In a press release, the FTC said a federal court issued a default judgment granting the more than $4 million and a ban on the defendants handling certain financial information about consumers’ debt. According to the FTC, the judgment was against Joel Jerome Tucker, SQ Capital LLC, JT Holdings Inc. and HPD LLC. The FTC alleged the defendants sold lists of fake payday loan debts with the names of millions of consumers, which debt collectors then used to demand payments.
The lists included personal information such as Social Security numbers and bank account numbers. Many people, as a result, were harassed regarding debts they did not actually owe, and some even paid the fake debts, noted the FTC.
Many of the lists sold to debt collectors claimed to be from a made up lender, Castle Peak, or from online lender 500FastCash. To make it seem more credible, the FTC contends Joel Tucker used his brother’s name, Scott A. Tucker, a payday loan vendor who sold loans for 500FastCash. Scott Tucker was ordered in Oct. 2016 to pay $1.3 billion for tricking consumers and illegally charging them undisclosed and inflated fees.

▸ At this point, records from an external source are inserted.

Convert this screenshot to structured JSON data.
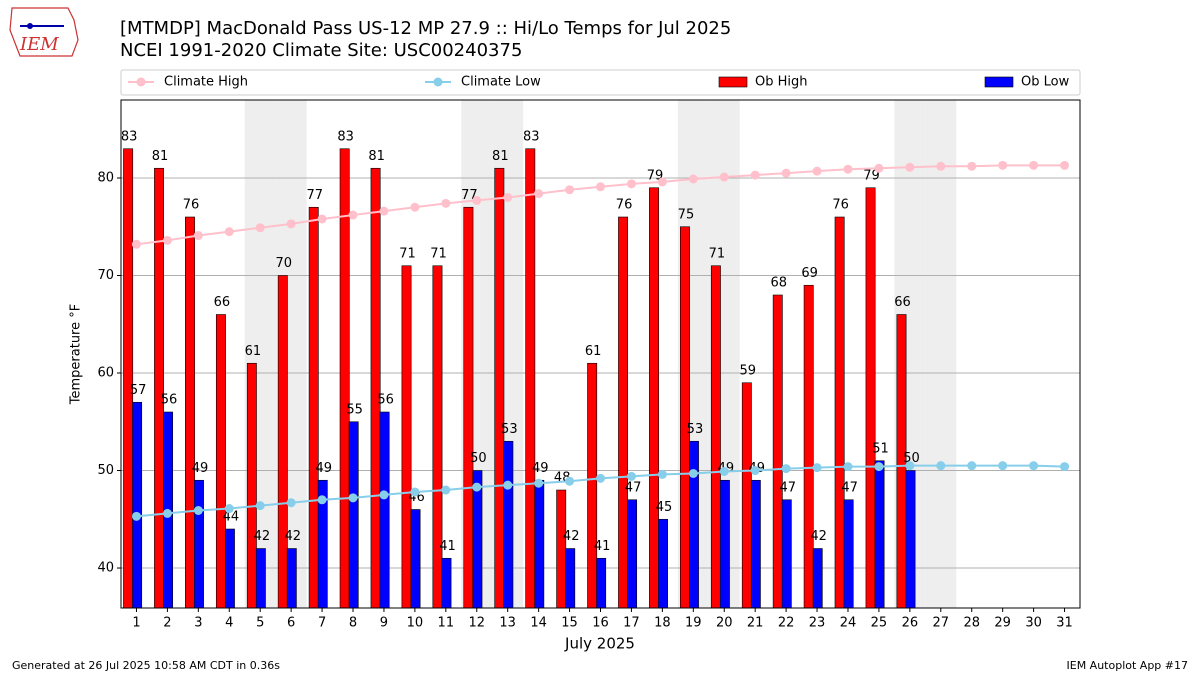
{
  "chart_data": {
    "type": "bar",
    "title": "[MTMDP] MacDonald Pass US-12 MP 27.9  :: Hi/Lo Temps for Jul 2025",
    "subtitle": "NCEI 1991-2020 Climate Site: USC00240375",
    "logo_text": "IEM",
    "x_label": "July 2025",
    "y_label": "Temperature °F",
    "footer_left": "Generated at 26 Jul 2025 10:58 AM CDT in 0.36s",
    "footer_right": "IEM Autoplot App #17",
    "categories": [
      "1",
      "2",
      "3",
      "4",
      "5",
      "6",
      "7",
      "8",
      "9",
      "10",
      "11",
      "12",
      "13",
      "14",
      "15",
      "16",
      "17",
      "18",
      "19",
      "20",
      "21",
      "22",
      "23",
      "24",
      "25",
      "26",
      "27",
      "28",
      "29",
      "30",
      "31"
    ],
    "shaded_days": [
      5,
      6,
      12,
      13,
      19,
      20,
      26,
      27
    ],
    "shade_color": "#eeeeee",
    "series": [
      {
        "name": "Climate High",
        "kind": "line",
        "color": "#ffc0cb",
        "values": [
          73.2,
          73.6,
          74.1,
          74.5,
          74.9,
          75.3,
          75.8,
          76.2,
          76.6,
          77.0,
          77.4,
          77.7,
          78.0,
          78.4,
          78.8,
          79.1,
          79.4,
          79.6,
          79.9,
          80.1,
          80.3,
          80.5,
          80.7,
          80.9,
          81.0,
          81.1,
          81.2,
          81.2,
          81.3,
          81.3,
          81.3
        ]
      },
      {
        "name": "Climate Low",
        "kind": "line",
        "color": "#87ceeb",
        "values": [
          45.3,
          45.6,
          45.9,
          46.1,
          46.4,
          46.7,
          47.0,
          47.2,
          47.5,
          47.8,
          48.0,
          48.3,
          48.5,
          48.7,
          48.9,
          49.2,
          49.4,
          49.6,
          49.7,
          49.9,
          50.0,
          50.2,
          50.3,
          50.4,
          50.4,
          50.5,
          50.5,
          50.5,
          50.5,
          50.5,
          50.4
        ]
      },
      {
        "name": "Ob High",
        "kind": "bar",
        "color": "#ff0000",
        "values": [
          83,
          81,
          76,
          66,
          61,
          70,
          77,
          83,
          81,
          71,
          71,
          77,
          81,
          83,
          48,
          61,
          76,
          79,
          75,
          71,
          59,
          68,
          69,
          76,
          79,
          66,
          null,
          null,
          null,
          null,
          null
        ]
      },
      {
        "name": "Ob Low",
        "kind": "bar",
        "color": "#0000ff",
        "values": [
          57,
          56,
          49,
          44,
          42,
          42,
          49,
          55,
          56,
          46,
          41,
          50,
          53,
          49,
          42,
          41,
          47,
          45,
          53,
          49,
          49,
          47,
          42,
          47,
          51,
          50,
          null,
          null,
          null,
          null,
          null
        ]
      }
    ],
    "ylim": [
      35.9,
      88
    ],
    "yticks": [
      40,
      50,
      60,
      70,
      80
    ],
    "grid": true
  }
}
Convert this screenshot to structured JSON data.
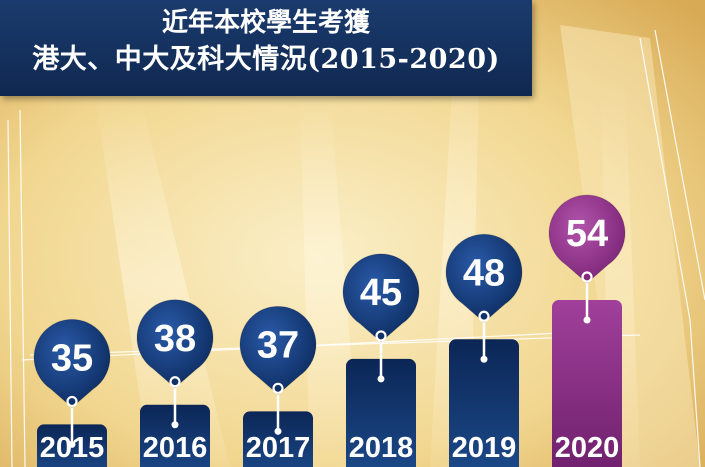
{
  "title": {
    "line1": "近年本校學生考獲",
    "line2": "港大、中大及科大情況(2015-2020)"
  },
  "colors": {
    "bar_navy": "#0f2f63",
    "bar_highlight": "#8c2a86",
    "background": "#f3e3b4"
  },
  "chart_data": {
    "type": "bar",
    "title": "近年本校學生考獲港大、中大及科大情況(2015-2020)",
    "categories": [
      "2015",
      "2016",
      "2017",
      "2018",
      "2019",
      "2020"
    ],
    "values": [
      35,
      38,
      37,
      45,
      48,
      54
    ],
    "highlight": "2020",
    "xlabel": "",
    "ylabel": "",
    "grid": false,
    "legend": "none"
  }
}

“The judgment announced directs the defendants to pay more than $4.1 million they received from selling phony debt portfolios,” the FTC said in the press release. “It also bans them from handling sensitive debt information, including bank account numbers, credit or debit card numbers or Social Security numbers. The order requires the defendants to destroy the personal information they used, and prohibits them from misrepresenting material facts about debts and any product or service [in the future].”
The FTC noted the U.S. District Court for the District of Kansas denied the defendants’ request to excuse their default judgment, entering the default judgment against them at the end of September.